GnRH, FSH, and Ovulation
Now that your body knows that it needs to fuel up your estrogen tank and start getting eggs ready for ovulation, it responds by producing a hormone known as GnRH (gonadotropin releasing hormone). Your body is a little complicated. It doesn’t just start producing more estrogen; it has to communicate with hormones to get your eggs ready.
So let’s say you are at the gas station getting your oil changed and waiting for your tank to get filled, but you aren’t allowed to just get out of the car and do it yourself: you have to tell the attendant. This is what GnRH does. It tells another hormone, “Hey, hormone, we need to get some eggs ready can you come over here and help.” The hormone it gives the message to is FSH (follicle stimulating hormone).
FSH does exactly what it sounds like, it stimulates your follicles. Follicles are located inside your ovaries and each one is home to an egg. Your follicles are where your eggs are living while they grow and mature. FSH stimulates a few of your follicles to start maturing eggs for ovulation.
LH Surge and Ovulation
As your eggs mature, they release estrogen. Not all the eggs that are maturing will be released during ovulation, in fact, only one will be released. The others will at some point realize that they are not the best egg and bow out.

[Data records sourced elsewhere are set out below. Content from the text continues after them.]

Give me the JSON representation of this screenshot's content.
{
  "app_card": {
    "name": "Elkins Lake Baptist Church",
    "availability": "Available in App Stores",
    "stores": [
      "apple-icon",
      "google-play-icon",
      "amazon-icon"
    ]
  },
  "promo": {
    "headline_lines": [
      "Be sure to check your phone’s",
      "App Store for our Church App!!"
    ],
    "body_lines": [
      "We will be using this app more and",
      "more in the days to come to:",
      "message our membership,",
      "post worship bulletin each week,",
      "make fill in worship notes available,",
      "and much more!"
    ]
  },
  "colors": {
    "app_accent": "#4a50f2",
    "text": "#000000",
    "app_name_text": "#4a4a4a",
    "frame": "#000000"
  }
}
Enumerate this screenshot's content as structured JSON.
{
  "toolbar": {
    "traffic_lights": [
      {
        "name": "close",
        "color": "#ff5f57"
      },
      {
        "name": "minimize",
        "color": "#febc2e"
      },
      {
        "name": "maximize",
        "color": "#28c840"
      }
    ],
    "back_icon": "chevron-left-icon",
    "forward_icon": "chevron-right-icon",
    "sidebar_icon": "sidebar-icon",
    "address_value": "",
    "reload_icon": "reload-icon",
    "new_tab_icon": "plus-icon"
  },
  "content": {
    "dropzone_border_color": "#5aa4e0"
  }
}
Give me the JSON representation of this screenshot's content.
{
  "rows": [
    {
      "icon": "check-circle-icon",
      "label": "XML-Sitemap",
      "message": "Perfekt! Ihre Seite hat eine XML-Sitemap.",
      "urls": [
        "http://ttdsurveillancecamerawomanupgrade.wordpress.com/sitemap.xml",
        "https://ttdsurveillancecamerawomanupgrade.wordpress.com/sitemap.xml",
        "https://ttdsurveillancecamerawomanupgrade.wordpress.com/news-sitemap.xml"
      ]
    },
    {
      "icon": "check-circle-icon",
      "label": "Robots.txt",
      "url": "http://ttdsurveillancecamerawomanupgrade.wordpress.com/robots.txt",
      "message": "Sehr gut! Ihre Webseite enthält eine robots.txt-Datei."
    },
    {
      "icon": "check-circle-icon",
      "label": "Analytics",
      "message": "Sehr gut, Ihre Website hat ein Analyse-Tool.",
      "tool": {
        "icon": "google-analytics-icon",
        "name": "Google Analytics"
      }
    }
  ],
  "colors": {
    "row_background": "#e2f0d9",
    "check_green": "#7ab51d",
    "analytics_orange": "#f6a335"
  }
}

The dominant egg continues producing estrogen but the other eggs disintegrate. Remember, as the egg matures, it produces estrogen. This fuels up your estrogen tank. When your estrogen tank is full, your egg is ready to be released – just like when the attendant fills up your tank, the pump doesn’t just keep putting more and more fuel into the tank. At some point, the tank is filled and the handle releases, telling him that he is done filling up the tank and it time for you to get on your way. This is what happens when your estrogen levels reach a certain point.
When estrogen levels reach a threshold, they tell your body it is time to ovulate. Your brain responds by releasing yet another hormone, luteinizing hormone or LH. LH is the messenger that tells your follicle it is time to release the egg and send it on its way. LH works quickly by releasing a big surge of hormone messengers, saying to your follicle, “Hey, follicle, we’re ready to go now. Go ahead and release your egg." This happens a day or two before you ovulate. After LH levels surge, your follicle responds by releasing your egg. This is called ovulation.